It was a strong day for the euro on Tuesday, with the currency climbing 0.2% on the pound and over 0.6% on the dollar. Sterling continues to gain on the dollar, up another 0.5% in yesterday’s trading, and more than 1% than this time last week. Though this morning’s higher than forecast inflation rise may put an end to that.

The UK’s Office for National Statistics revealed that inflation rose more than 3.5% in April, above even the 3.3% predicted by analysts. The increase was pushed by the bundle of price hikes that saw the month dubbed ‘Awful April’ – water bills, energy costs, council tax and transport fares all jumped at the start of the new tax year.

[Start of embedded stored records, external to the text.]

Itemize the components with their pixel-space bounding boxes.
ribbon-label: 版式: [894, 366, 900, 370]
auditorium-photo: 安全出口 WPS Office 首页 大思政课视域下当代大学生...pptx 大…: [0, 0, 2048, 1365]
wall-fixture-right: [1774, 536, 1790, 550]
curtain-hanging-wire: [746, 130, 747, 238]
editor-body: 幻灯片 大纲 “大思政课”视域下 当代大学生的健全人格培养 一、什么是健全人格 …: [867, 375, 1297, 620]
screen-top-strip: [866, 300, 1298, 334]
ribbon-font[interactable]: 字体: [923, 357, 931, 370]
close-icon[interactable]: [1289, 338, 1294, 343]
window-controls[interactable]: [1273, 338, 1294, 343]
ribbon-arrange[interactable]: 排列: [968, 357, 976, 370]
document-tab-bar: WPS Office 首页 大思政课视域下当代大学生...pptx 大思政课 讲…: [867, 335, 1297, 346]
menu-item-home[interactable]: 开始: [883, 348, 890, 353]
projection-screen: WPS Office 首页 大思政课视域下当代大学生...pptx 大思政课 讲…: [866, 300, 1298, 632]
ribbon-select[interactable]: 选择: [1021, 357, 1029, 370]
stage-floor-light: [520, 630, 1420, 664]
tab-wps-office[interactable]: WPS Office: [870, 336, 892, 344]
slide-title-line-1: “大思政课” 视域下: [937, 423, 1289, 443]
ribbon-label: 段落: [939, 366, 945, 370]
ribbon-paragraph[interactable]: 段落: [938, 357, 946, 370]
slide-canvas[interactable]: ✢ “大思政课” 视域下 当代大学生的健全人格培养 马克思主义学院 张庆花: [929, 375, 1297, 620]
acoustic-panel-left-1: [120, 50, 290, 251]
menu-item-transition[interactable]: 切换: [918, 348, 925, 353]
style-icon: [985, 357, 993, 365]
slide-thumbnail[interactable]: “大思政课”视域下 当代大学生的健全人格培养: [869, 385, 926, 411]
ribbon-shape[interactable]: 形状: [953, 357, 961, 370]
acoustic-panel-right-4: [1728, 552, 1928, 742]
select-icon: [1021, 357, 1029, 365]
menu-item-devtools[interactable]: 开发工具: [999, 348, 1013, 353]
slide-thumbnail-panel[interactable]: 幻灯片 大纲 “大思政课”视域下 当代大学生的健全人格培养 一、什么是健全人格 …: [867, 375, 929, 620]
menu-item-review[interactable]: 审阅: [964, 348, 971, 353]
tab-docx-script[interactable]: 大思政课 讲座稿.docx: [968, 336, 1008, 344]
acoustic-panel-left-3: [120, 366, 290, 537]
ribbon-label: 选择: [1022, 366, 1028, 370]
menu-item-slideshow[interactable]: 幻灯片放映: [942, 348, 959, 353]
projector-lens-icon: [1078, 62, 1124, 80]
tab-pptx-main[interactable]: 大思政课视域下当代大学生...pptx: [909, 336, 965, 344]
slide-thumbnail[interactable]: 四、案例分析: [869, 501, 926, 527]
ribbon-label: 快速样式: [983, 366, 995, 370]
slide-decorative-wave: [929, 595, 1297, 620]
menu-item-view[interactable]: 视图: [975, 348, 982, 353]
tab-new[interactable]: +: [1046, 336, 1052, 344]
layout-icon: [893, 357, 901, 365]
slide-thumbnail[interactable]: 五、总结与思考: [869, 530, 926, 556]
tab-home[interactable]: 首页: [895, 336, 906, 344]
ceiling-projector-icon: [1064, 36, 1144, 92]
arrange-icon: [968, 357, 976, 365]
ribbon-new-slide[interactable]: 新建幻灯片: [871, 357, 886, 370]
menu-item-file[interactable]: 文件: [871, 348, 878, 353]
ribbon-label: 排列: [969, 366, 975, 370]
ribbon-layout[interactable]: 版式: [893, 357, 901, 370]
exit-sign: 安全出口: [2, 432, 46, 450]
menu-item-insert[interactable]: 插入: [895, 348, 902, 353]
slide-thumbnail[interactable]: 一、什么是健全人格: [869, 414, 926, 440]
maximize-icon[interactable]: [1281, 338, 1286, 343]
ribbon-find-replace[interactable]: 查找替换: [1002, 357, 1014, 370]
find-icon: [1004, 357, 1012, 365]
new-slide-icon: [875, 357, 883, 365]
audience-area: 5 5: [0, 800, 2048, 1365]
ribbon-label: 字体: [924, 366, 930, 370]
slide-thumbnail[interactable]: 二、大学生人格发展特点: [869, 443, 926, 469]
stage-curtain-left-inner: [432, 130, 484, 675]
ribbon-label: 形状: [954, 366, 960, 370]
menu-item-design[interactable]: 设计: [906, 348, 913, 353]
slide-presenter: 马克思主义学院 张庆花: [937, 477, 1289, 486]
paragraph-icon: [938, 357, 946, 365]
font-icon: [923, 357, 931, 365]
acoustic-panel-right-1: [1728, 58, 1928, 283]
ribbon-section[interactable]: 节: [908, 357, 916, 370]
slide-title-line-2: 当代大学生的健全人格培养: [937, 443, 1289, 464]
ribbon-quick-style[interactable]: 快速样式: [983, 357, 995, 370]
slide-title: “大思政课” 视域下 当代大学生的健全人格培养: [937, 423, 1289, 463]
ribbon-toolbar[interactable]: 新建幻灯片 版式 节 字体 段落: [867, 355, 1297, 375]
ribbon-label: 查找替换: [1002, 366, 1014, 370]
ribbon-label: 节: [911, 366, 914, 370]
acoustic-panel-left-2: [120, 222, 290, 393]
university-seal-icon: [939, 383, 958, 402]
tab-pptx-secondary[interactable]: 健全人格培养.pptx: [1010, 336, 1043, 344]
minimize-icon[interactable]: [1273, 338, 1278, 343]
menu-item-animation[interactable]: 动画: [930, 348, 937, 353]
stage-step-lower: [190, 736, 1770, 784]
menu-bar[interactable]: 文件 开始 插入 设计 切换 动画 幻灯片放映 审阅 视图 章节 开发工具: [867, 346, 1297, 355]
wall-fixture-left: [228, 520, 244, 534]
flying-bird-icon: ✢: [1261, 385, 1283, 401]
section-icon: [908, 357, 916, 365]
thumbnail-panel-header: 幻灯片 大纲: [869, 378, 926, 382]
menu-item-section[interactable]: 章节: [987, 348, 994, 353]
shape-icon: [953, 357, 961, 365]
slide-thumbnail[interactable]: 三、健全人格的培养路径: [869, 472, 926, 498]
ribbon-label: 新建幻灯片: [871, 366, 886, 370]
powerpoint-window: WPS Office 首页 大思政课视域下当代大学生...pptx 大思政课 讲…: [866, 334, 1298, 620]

While the Bank of England predicted inflation would increase to as high as 3.7% by September before trending downwards to 2%, the above-expected numbers put extra pressure on the Bank’s upcoming Interest Rate decisions. Just yesterday, the Bank of England’s chief economist Huw Pill warned the Monetary Policy Committee was cutting rates too quickly and not rigorously tackling inflation.

On Tuesday, US President Donald Trump visited Congress to put pressure on Republican lawmakers to pass his “big, beautiful bill” that will extend the tax cuts he passed in 2017 and reduce government spending further.

The uncertainty around whether the bill will pass and the impact it would have if was ratified may be behind the dollar’s decline this week. After all, the push to cut taxes comes days after Moody’s downgraded the US’s credit rating to AA1, increasing the government’s borrowing costs.

The euro appears to have benefitted from the market’s expectations of high UK inflation and the uncertainty around the US tax bill. Tuesday’s rise on the dollar and pound wasn’t linked to any major positive economic data release or policy announcement, and it may well have been that stability that attracted traders.